Tanto Campos como Lauria miraron a Byrne.

—Tengo que preguntarte, Kevin —le dijo Campos.

—Lo sé —repuso Byrne. Querían conocer su paradero durante las últimas veinticuatro horas. Ninguno de ellos sospechaba en absoluto de él, pero tenían que descartarlo de manera oficial. Por supuesto, Byrne sabía lo que tenía que hacer.

—Redactaré un informe cuando volvamos a la Redonda.

—No hay prisa —dijo Lauria.

—¿Habéis descubierto ya alguna causa? —preguntó Byrne, contento de cambiar de tema.

Campos se incorporó y se colocó detrás de la víctima. Había un pequeño agujero en la base del cuello de Simon Close. Causado probablemente por una broca.

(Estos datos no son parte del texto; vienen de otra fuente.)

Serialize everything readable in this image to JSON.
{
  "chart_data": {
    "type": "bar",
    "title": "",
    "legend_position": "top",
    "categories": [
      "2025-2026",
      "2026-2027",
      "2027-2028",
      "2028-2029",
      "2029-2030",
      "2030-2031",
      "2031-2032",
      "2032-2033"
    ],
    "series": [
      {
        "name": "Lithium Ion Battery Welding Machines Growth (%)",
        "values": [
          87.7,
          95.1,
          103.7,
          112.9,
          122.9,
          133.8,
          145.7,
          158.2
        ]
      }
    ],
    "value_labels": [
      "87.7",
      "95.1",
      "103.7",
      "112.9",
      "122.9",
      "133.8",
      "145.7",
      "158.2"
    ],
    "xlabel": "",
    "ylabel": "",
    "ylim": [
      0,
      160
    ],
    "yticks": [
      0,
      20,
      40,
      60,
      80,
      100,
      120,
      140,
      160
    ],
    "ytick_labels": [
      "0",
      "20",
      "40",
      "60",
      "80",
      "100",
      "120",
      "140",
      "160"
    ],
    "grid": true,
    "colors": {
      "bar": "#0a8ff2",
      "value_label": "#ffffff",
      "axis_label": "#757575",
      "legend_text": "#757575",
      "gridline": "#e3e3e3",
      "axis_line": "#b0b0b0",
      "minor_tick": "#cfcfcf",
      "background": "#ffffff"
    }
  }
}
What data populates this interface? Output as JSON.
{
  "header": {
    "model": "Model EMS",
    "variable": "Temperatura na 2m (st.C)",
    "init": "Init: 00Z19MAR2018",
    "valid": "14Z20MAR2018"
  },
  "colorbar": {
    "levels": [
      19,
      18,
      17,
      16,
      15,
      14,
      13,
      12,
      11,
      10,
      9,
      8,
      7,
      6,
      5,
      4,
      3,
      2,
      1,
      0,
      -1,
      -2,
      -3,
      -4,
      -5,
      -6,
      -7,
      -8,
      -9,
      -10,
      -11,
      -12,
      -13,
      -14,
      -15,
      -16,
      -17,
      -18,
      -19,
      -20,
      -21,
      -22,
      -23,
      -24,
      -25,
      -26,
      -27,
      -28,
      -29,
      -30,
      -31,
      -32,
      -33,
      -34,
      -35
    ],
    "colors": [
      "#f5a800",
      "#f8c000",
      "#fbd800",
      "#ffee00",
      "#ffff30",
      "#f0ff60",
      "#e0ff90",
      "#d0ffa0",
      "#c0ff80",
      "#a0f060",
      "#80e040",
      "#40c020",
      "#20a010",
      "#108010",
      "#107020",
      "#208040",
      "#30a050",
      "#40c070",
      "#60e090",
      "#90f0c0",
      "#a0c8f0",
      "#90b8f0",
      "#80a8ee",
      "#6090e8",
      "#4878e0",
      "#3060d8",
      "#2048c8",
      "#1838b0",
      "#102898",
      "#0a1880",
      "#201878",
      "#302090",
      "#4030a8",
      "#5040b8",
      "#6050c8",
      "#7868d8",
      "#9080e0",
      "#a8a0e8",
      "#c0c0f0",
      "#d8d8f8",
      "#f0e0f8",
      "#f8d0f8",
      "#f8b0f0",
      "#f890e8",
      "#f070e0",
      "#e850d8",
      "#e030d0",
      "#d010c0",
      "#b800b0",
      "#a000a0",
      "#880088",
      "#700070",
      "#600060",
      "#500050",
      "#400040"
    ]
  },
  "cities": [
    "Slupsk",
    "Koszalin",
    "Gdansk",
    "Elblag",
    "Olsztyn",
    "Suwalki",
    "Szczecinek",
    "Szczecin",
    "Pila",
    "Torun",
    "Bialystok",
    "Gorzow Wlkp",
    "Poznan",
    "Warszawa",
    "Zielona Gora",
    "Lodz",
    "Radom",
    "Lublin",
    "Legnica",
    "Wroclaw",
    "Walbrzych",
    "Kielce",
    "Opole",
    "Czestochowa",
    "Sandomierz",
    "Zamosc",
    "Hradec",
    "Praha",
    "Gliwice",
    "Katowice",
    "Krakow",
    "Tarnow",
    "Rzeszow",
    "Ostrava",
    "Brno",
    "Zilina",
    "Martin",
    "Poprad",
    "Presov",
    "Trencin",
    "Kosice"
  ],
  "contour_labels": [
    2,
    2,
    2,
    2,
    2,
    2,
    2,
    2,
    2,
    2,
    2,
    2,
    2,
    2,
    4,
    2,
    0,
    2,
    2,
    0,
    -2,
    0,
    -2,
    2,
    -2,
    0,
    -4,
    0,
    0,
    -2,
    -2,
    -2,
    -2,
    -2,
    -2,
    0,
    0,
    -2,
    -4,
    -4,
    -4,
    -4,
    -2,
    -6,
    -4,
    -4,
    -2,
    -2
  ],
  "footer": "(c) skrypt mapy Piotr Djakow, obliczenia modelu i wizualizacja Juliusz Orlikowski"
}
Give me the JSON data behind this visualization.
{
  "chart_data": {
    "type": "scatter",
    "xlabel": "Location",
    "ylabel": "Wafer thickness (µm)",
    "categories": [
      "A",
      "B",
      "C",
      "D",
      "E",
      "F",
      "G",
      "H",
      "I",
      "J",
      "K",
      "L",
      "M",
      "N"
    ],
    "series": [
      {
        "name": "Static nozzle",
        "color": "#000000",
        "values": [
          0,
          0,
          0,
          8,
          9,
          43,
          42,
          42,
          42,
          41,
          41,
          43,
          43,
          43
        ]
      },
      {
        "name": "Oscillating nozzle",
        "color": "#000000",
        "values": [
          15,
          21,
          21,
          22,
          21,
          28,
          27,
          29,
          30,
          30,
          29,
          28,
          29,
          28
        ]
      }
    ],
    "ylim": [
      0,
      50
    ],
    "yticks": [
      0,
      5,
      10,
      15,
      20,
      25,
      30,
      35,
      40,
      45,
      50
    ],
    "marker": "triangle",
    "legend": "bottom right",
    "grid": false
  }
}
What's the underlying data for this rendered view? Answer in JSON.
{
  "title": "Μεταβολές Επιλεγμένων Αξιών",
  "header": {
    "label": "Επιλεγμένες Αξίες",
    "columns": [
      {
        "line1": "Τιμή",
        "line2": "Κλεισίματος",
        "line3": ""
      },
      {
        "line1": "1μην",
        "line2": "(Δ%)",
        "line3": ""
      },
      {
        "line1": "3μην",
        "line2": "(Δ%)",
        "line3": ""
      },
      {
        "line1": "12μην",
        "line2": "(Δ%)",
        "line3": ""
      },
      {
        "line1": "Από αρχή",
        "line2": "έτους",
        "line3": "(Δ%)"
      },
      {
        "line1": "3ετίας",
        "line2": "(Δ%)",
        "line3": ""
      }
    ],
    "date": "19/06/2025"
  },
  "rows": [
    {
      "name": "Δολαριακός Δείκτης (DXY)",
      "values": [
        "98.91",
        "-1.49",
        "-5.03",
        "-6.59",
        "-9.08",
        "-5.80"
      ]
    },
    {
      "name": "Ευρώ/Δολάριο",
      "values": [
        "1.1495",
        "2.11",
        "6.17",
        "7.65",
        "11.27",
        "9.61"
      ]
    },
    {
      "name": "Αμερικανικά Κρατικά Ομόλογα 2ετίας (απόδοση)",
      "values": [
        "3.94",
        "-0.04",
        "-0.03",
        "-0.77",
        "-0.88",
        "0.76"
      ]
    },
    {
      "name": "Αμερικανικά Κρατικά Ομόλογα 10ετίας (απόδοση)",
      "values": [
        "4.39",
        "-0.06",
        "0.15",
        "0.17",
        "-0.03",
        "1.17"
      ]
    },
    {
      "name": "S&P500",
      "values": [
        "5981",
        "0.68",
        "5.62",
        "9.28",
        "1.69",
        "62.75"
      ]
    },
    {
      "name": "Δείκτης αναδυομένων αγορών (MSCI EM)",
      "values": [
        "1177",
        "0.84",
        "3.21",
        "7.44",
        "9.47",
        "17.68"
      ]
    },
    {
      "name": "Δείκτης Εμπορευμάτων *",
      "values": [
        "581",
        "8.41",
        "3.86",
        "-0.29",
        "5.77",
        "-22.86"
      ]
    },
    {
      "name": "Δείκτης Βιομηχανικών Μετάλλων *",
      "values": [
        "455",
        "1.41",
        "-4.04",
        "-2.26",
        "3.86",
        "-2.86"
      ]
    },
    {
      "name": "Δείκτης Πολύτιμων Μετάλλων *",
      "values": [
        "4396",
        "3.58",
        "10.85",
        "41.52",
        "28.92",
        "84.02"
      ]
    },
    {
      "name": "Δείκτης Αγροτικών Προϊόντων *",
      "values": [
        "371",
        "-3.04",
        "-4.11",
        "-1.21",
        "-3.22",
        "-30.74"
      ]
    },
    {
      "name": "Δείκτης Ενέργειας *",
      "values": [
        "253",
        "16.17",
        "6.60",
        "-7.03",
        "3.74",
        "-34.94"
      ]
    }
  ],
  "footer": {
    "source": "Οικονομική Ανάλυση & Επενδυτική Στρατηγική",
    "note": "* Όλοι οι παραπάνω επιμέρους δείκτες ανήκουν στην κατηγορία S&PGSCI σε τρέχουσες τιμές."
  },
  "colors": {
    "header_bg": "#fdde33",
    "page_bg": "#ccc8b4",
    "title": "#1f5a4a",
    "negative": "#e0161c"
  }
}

Mientras los agentes de la policía científica hacían su trabajo, todos convinieron en que quien quiera que le hubiera cosido los ojos a Simon Close —y nadie dudaba de quién había sido— no se había esmerado mucho en la operación. Un hilo negro grueso bajaba desde la fina piel del párpado hasta unos centímetros por debajo de la mejilla. Unos hilillos de sangre le cubrían la cara, dándole una expresión de Ecce Homo.

Tanto la piel como la carne estaban tensas, tirando hacia arriba el suave tejido que rodeaba la boca y dejando a la vista los incisivos.

El labio superior estaba levantado, pero los dientes estaban juntos. Desde un metro de distancia, Byrne notó que había algo negro y reluciente detrás de los incisivos de Close.

Bryne sacó un lápiz e hizo un gesto a Campos.

—Adelante, hazlo tú mismo —le invitó Campos.

Ayudándose del lápiz, Byrne separó suavemente los dientes de Simon Close. Durante unos instantes, su boca pareció vacía, como si lo que Byrne había creído ver fuera un reflejo en medio de la saliva burbujeante del interfecto.

De repente, salió una bolita solitaria, que fue rodando por el pecho de Close, por su regazo, y después por el suelo.

El sonido que produjo en el parqué fue un ligero clic de plástico.

Jessica y Byrne la siguieron con la mirada hasta detenerse.

Se miraron el uno al otro, y en su miraba se registró al punto el significado de lo que estaban viendo en ese momento. Un segundo después, el resto de las cuentas del rosario caían rodando por la boca del muerto cual monedas de una máquina tragaperras.

Diez minutos después, contaron las cuentas del rosario, procurando no tocar ninguna para no echar a perder una posible pista para el forense, aunque la probabilidad de que el asesino del rosario hubiera cometido un error en este punto era escasa.

Contaron dos veces para estar seguros. La importancia del número de cuentas introducidas en la boca de Simon Close no pasó inadvertida a ninguno de los que se hallaban presentes en la habitación.

Había cincuenta cuentas. Las cinco décadas.

Lo que significaba que ya había sido preparado el rosario para la última chica en la representación de la Pasión de aquel loco.